Rozdział 3 cz.II
To przykre gdy twoja rodzicielka umiera, prawda? A co powiesz jeśli ona umrze przy porodzie? Przez całe życie żyjesz ze świadomością, że twoja matka oddała za ciebie życie. To cholernie boli. I to bolało Mulata. Chociaż tego mi akurat nie powiedział...
-A twój tata? -zapytałam niepewnie.
-Nie chcę o tym rozmawiać. -burknął nagle. Spuściłam głowę na swoje dłonie i skinęłam lekko głową. O tym właśnie mówię. Raz jest miły a raz.. oschły i budzący strach.
-Dlaczego taki jesteś? -powiedziałam bez zastanowienia się. Modliłam się żeby tego nie usłyszał. A jednak.
-Taki? Czyli jaki? -Przybliżył się do mnie. W jego głosie można było poznać nutkę rozbawienia..? Ja go nie pojmuje...

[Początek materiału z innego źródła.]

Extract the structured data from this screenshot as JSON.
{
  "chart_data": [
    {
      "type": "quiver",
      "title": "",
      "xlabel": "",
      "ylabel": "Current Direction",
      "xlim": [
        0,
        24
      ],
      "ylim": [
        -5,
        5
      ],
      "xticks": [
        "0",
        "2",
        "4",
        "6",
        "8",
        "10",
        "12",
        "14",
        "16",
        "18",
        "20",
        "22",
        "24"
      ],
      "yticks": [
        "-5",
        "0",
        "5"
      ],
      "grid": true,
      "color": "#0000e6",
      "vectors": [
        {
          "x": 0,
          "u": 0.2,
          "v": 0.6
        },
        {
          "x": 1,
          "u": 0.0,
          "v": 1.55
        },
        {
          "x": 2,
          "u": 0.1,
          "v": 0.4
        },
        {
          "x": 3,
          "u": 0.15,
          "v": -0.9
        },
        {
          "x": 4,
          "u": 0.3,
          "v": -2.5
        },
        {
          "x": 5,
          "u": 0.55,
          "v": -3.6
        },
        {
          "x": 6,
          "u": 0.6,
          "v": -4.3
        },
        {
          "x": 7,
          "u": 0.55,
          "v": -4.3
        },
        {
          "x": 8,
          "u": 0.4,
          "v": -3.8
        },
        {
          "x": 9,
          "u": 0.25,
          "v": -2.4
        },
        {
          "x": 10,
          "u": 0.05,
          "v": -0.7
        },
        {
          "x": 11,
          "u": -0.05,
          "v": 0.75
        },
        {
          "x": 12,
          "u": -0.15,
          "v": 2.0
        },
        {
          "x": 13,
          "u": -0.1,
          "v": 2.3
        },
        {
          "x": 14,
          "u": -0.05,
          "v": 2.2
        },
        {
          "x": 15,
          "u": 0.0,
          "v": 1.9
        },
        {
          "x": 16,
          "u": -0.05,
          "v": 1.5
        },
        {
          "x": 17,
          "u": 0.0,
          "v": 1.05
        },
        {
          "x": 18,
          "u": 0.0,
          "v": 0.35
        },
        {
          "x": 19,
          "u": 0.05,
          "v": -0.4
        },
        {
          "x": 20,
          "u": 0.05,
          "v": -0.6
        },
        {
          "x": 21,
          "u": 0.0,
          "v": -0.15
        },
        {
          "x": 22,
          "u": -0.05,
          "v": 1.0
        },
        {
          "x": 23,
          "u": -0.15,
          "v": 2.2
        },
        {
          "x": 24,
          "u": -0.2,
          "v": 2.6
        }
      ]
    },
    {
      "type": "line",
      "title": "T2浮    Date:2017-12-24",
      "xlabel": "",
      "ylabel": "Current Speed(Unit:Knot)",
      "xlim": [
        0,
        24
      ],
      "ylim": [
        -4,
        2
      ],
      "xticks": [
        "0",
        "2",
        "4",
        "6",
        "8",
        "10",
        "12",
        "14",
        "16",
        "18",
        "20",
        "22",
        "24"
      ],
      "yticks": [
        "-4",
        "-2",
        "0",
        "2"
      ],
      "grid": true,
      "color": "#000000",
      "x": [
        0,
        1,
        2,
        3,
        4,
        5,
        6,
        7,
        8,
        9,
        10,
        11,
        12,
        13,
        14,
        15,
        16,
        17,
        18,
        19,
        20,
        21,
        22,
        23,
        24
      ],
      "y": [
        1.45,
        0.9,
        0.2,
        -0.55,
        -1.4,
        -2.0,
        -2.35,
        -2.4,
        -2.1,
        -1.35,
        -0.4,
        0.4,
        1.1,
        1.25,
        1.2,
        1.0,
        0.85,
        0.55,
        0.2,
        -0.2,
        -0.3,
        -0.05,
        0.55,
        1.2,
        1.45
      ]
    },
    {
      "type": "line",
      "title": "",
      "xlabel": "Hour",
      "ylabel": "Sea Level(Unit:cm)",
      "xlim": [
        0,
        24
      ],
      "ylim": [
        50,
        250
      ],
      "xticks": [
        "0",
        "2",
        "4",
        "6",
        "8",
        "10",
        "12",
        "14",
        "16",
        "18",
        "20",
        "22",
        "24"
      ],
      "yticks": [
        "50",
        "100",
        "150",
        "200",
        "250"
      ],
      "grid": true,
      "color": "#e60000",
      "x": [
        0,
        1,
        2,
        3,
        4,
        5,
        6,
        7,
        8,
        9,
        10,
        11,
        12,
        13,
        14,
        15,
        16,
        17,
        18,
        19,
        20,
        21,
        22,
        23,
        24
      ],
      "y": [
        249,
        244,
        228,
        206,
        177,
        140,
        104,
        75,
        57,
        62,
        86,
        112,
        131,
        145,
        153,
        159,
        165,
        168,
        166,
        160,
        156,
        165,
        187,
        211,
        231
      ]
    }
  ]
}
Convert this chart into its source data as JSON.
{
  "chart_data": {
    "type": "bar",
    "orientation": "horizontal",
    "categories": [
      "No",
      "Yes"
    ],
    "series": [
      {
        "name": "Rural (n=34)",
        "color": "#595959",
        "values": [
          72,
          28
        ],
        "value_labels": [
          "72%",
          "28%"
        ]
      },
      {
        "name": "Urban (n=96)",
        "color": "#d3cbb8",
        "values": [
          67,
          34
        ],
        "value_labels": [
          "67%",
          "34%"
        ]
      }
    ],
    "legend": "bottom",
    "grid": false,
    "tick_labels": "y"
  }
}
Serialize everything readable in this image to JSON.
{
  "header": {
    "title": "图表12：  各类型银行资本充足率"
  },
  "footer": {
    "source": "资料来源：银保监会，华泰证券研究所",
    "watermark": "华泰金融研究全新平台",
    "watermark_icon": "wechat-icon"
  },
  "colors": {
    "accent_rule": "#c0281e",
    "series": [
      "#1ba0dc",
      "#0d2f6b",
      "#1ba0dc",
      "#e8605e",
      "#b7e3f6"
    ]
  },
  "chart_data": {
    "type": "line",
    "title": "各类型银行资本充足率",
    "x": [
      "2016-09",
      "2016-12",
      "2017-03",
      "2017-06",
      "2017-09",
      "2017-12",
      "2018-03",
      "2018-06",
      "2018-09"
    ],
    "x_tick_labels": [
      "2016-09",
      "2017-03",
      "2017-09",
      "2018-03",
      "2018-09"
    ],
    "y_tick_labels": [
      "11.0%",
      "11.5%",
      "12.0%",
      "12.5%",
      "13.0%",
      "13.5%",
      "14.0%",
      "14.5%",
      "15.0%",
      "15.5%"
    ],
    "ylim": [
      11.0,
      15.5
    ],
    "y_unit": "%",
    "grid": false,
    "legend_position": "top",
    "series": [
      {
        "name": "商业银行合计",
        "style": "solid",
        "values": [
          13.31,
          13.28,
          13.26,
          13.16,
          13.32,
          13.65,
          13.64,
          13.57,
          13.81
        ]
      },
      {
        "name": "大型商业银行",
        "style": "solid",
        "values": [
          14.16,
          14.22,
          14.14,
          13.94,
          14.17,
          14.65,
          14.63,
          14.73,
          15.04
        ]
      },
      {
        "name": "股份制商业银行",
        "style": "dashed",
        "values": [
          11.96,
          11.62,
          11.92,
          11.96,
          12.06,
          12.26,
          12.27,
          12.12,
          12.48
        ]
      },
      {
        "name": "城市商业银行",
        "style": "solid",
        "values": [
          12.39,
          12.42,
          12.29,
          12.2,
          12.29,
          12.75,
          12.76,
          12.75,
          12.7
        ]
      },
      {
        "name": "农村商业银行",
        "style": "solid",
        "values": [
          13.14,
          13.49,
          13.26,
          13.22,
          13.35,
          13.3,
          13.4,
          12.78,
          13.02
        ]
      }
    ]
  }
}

-Taki... - wskazałam na niego głową.
-Jestem taki jaki jestem. -szepnął. Jego ciepły oddech odbił się o moją szyje na której momentalnie pojawiła się gęsia skórka. Moje serce przyśpieszyło a oddech uwiązł w gardle.
-Zayn.. -położyłam rękę na jego torsie z myślą aby go odepchnąć. Miał już coś powiedzieć jednak mój telefon go uprzedził. Głośny dźwięk wydobył się z mojej kieszeni. Odetchnęłam z ulgą i obserwowałam jak Mulat zajmuje swoje miejsce. Wyjęłam urządzenie i przystawiłam do ucha.
-Halo? -mój głos zadrżał.
-Skarbie coś się stało? -Ciocia.
-Nie. Dlaczego pytasz? -udałam 'głupią'.
-Brzmisz trochę dziwnie... -powiedziała. -Na pewno mi się zdaje. -dodała.
-Tak. Masz racje.. -przytaknęłam i odwróciłam wzrok od Zayna który z zaciekawieniem przyglądał się moim poczynaniom.
-Jesteś w domu? -zapytała lekko nie pewna.
-Um. Nie bo ja... -przeczesałam włosy w geście zdenerwowania. - Zaraz będę. -zapewniłam trochę bardziej pewnie.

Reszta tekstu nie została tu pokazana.